Question

k=1 sigma k tends to infinity ((1/2^(k))-(1/2^(k-1)))
how can calculte the sum of this serires.

Answer 1

Is the is what you are asking for
\[
\sum_{k=1}^\infty 2^{-k}-2^{1-k}
\]

Answer 2

1/2^k

Answer 3

1/2^(k-1)

Answer 4

You are probably more familiar with this
\[
\sum_{k=1}^\infty \left(\frac {1}{2^k} - \frac {1}{2^{k-1}}\right)
\]

Answer 5

yes this is right.

Answer 6

sorry sorry 1/2^(K+1)

Answer 7

This is a telescoping series.

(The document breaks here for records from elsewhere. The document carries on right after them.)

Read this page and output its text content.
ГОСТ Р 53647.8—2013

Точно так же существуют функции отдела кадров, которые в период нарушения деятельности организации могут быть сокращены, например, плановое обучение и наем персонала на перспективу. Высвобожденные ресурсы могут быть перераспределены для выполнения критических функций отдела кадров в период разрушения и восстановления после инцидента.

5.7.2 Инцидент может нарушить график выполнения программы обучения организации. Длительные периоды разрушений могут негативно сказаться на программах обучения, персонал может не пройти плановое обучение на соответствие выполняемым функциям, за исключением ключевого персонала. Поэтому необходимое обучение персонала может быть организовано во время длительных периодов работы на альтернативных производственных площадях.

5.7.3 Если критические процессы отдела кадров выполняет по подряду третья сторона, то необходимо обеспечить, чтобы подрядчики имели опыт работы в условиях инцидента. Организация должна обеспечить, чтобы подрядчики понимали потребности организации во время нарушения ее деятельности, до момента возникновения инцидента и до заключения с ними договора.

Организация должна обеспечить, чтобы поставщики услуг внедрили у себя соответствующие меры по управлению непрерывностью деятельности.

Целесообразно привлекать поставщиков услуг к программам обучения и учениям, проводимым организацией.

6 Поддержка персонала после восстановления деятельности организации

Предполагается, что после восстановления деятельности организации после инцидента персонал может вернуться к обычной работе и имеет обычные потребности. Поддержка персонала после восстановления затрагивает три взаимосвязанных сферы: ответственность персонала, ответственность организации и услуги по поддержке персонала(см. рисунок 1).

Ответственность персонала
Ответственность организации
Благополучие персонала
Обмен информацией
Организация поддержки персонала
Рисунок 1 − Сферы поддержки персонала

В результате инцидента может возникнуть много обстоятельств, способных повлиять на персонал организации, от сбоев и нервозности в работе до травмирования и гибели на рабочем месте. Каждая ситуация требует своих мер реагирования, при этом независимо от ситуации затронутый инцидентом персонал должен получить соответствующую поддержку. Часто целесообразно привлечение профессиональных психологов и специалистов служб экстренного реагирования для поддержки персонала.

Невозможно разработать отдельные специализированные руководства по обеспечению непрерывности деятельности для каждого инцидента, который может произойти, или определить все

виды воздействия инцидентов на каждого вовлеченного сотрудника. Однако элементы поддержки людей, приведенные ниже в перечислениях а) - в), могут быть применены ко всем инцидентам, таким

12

Write the first term on the first line the second then the third
and see if you sum sum them you get many cancellations.

Answer 8

\[
\sum_{k=1}^\infty \left(\frac {1}{2^k} - \frac {1}{2^{k+1}}\right)
\]
Is this final now.

Answer 9

yes

Answer 10

\[
\frac {1}{2^1} - \frac {1}{2^{2}}
\\

\frac {1}{2^2} - \frac {1}{2^{3}}
\\
\frac {1}{2^3} - \frac {1}{2^{4}}
\\

\cdots
\frac {1}{2^k} - \frac {1}{2^{k+1}}
\\

s_k=\frac {1}{2 } - \frac {1}{2^{k+1}}
\\

\]

Answer 11

\[
\lim_{k->\infty} s_k =\frac 1 2
\]

Answer 12

Did you understand what I did?

Answer 13

no dear..

Answer 14

Ok, think about it some more.

Answer 15

bro can explain now..?